Sein Amen blieb im Anschluss an seine Predigt indes nicht unkommentiert stehen. Denn einer, der über Brillinger stand - nämlich acht Stufen höher auf der Veranda des Pfarrhauses, wollte spontan "beichten" - evangelischer Gottesdienst hin oder her: Er habe seinen Führerschein leider vor Jahren abgeben müssen, gestand er. "Jetzt fahr ich Vespa mit 25 Stundenkilometern." Das wiederum nahmen ihm die Gottesdienstbesucher nicht krumm. Denn dafür spielten Bassist Lutz und seine Mitstreiter Oli (Drums) und Micha (E-Gitarre) für die "Gemeinde" der Motorradfreunde selbstkomponierten Hardrock mit einem irren Sound. Erstmals hatten die Motorradfreunde und Lutz Brillinger mit Plexibabes nämlich sogar für eine Liveband gesorgt, die für die musikalische Umrahmung des Gottesdienstes sorgte, eine Überraschung, die ebenso ankam, wie die Versorgung mit Kaffee und Snacks vor der großen Ausfahrt.

Bevor die Maschinen starteten, wurde der Tag allerdings für eine Bikerin noch zu einem ganz besonderen: Denn Maria Witte, gebürtige Gardelegerin, ließ sich taufen, nicht mit Maschinenöl, sondern mit Wasser, einem Symbol für Gefahr - in der Pfütze auf dem Asphalt - genau so wie für die Hoffnung, wie Brillinger erinnerte.

Ihr Taufspruch indes wäre auch ein guter Text für einen der vielen Aufnäher, die die Männer und Frauen auf ihren Lederwesten trugen: "Ein Geduldiger ist besser als ein Starker, und einer, der sich selbst beherrscht, besser als einer der Städte gewinnt." Geduld auf der Straße nämlich könne unter Umständen lebensrettend sein, betonte Brillinger.

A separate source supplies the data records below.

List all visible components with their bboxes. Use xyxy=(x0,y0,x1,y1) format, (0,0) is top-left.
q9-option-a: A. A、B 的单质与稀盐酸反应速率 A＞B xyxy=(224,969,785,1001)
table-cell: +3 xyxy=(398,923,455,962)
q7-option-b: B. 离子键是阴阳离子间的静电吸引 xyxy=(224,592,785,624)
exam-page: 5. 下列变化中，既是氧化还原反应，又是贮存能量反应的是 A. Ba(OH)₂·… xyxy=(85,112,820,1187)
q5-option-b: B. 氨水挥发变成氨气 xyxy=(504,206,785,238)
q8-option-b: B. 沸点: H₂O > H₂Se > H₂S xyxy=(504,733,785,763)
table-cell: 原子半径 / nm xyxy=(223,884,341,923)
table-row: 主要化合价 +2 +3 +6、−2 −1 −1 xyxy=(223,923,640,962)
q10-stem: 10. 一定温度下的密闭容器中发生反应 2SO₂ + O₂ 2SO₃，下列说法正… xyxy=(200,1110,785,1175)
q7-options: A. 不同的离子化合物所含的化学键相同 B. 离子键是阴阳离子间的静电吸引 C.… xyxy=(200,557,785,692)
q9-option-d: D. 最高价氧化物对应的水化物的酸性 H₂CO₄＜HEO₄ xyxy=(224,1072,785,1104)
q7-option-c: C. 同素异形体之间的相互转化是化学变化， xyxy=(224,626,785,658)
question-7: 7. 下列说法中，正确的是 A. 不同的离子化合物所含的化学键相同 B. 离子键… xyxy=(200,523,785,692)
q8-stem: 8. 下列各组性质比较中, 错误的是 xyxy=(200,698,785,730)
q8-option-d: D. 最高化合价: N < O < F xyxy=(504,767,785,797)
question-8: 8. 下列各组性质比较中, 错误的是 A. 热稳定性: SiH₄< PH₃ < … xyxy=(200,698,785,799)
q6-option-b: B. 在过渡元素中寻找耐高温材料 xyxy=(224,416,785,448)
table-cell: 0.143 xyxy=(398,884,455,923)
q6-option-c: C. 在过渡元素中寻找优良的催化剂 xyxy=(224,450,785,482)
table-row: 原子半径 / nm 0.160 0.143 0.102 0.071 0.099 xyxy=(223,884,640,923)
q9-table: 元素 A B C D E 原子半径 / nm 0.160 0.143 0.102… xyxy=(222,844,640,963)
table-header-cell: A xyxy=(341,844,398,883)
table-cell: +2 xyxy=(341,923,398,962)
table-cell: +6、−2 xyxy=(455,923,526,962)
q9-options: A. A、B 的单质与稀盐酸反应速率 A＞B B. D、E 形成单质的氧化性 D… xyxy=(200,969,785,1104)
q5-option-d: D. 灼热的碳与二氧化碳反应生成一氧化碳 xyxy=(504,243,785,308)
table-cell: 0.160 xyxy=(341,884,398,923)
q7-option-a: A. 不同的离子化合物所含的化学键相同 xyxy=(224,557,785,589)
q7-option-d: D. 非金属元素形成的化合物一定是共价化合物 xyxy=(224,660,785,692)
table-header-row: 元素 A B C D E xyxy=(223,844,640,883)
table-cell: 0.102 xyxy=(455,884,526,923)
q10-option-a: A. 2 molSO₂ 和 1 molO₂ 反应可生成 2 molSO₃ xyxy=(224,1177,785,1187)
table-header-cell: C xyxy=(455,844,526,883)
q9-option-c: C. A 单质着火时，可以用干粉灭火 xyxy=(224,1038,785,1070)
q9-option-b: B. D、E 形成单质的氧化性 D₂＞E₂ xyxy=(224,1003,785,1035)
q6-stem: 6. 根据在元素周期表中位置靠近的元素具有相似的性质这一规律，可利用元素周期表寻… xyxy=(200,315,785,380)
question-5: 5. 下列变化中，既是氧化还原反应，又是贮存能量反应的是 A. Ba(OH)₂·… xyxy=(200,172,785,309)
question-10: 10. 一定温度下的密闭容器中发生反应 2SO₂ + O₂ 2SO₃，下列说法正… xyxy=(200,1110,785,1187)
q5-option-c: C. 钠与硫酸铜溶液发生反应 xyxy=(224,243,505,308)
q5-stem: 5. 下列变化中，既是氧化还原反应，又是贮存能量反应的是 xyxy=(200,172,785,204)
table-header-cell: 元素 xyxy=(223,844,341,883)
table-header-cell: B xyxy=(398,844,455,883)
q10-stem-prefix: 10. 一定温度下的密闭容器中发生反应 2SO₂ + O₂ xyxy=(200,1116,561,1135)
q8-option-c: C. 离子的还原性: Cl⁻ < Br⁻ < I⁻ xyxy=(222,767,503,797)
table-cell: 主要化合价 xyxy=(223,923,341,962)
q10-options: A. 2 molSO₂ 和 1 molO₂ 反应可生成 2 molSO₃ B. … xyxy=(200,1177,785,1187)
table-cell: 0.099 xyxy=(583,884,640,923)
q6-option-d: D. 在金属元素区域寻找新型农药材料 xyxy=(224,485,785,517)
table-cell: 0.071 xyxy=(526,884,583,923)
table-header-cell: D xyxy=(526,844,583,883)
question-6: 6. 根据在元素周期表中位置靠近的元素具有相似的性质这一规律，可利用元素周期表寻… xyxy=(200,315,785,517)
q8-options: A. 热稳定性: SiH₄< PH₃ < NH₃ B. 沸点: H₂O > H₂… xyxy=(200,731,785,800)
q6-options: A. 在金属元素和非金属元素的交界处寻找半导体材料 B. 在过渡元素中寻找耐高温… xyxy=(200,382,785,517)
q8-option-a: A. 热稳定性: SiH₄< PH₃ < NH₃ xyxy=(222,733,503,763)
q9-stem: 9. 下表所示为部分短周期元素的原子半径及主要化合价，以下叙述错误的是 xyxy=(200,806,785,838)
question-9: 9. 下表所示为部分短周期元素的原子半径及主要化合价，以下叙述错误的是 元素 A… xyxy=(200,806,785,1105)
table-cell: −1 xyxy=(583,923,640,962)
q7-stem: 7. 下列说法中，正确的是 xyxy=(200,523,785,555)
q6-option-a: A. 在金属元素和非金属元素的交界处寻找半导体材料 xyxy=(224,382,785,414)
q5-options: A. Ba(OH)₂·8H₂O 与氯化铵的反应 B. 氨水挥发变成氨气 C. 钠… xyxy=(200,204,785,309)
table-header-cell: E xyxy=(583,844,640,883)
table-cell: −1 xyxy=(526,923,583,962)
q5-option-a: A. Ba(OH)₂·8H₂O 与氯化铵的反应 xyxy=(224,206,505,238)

Dann aber wurde letztere (die Geduld) nicht mehr länger strapaziert. Schon die letzten Akkorde der Plexibabes gingen in den ersten Motorgeräuschen unter. Mit Gottes Segen und den guten Wünschen aller Vierradfahrer starteten die Biker vom Estedter Pfarrgarten aus in beeindruckender Kolonne zu ihrer ersten Ausfahrt.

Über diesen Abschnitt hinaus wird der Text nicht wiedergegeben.